Starbucks Cuts 5% of Corporate Workers in Moves to Lift Profit

(Bloomberg) -- Starbucks Corp., on a mission to boost profit and appease apprehensive investors, is dismissing about 5 percent of its non-restaurant workers.

The company said it’s laying off about 350 corporate employees, most of whom work in its Seattle headquarters. Starbucks had said in September that an unspecified number of job cuts were coming. The coffee chain is restructuring to speed innovation and pump slowing sales.

“Today will be a difficult day for all of us,” Chief Executive Officer Kevin Johnson said in an internal email to employees viewed by Bloomberg News. “As we continue evolving our core areas of marketing, creative, product, technology and store development, we are making some significant changes to these areas, as well as other functions across our global business.”

The coffee company earlier this month reported comparable sales that topped estimates in its latest quarter as it works to bring new menu items to stores faster. The chain has been facing more pressure this year to show it can still grow, especially in its home market, where Americans increasingly are looking for healthier options. Johnson also has been shaking up management, bringing in former Hyatt Hotels Corp. executive Patrick Grismer as chief financial officer.

So far, the changes are helping the stock, which is up about 18 percent this year. There’s room for further growth, according to billionaire Bill Ackman, who in October disclosed a $900 million stake and said he’s betting the shares could double in the next three years.

Starbucks is making changes abroad, too.

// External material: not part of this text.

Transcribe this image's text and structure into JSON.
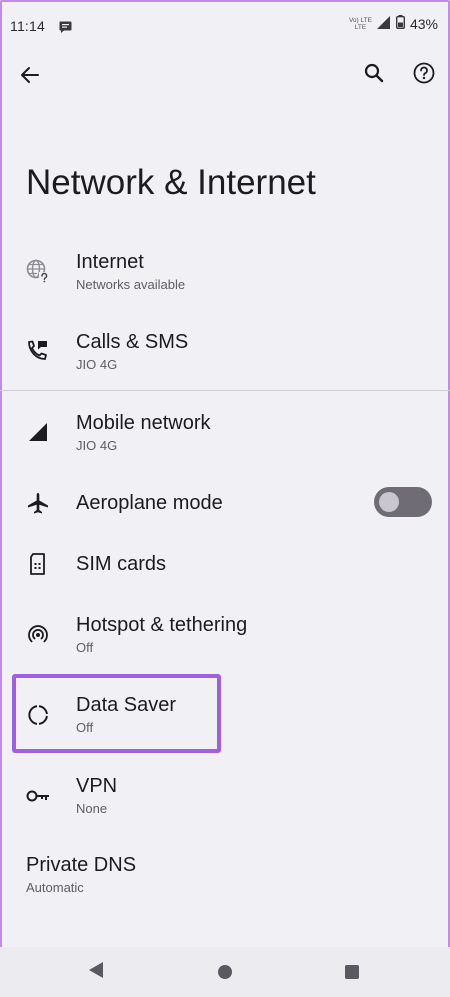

In October, the company said it would trim its European corporate operations and turn over certain markets to longtime Latin American licensee Alsea SAB. The move, coupled with the restructuring in the U.S., may help remove distractions from management.

“Every single decision was made after very careful consideration and reviewed with leaders across the company,” Johnson said in the email. “They came as a result of work that has been eliminated, de-prioritized or shifting ways of working within the company.”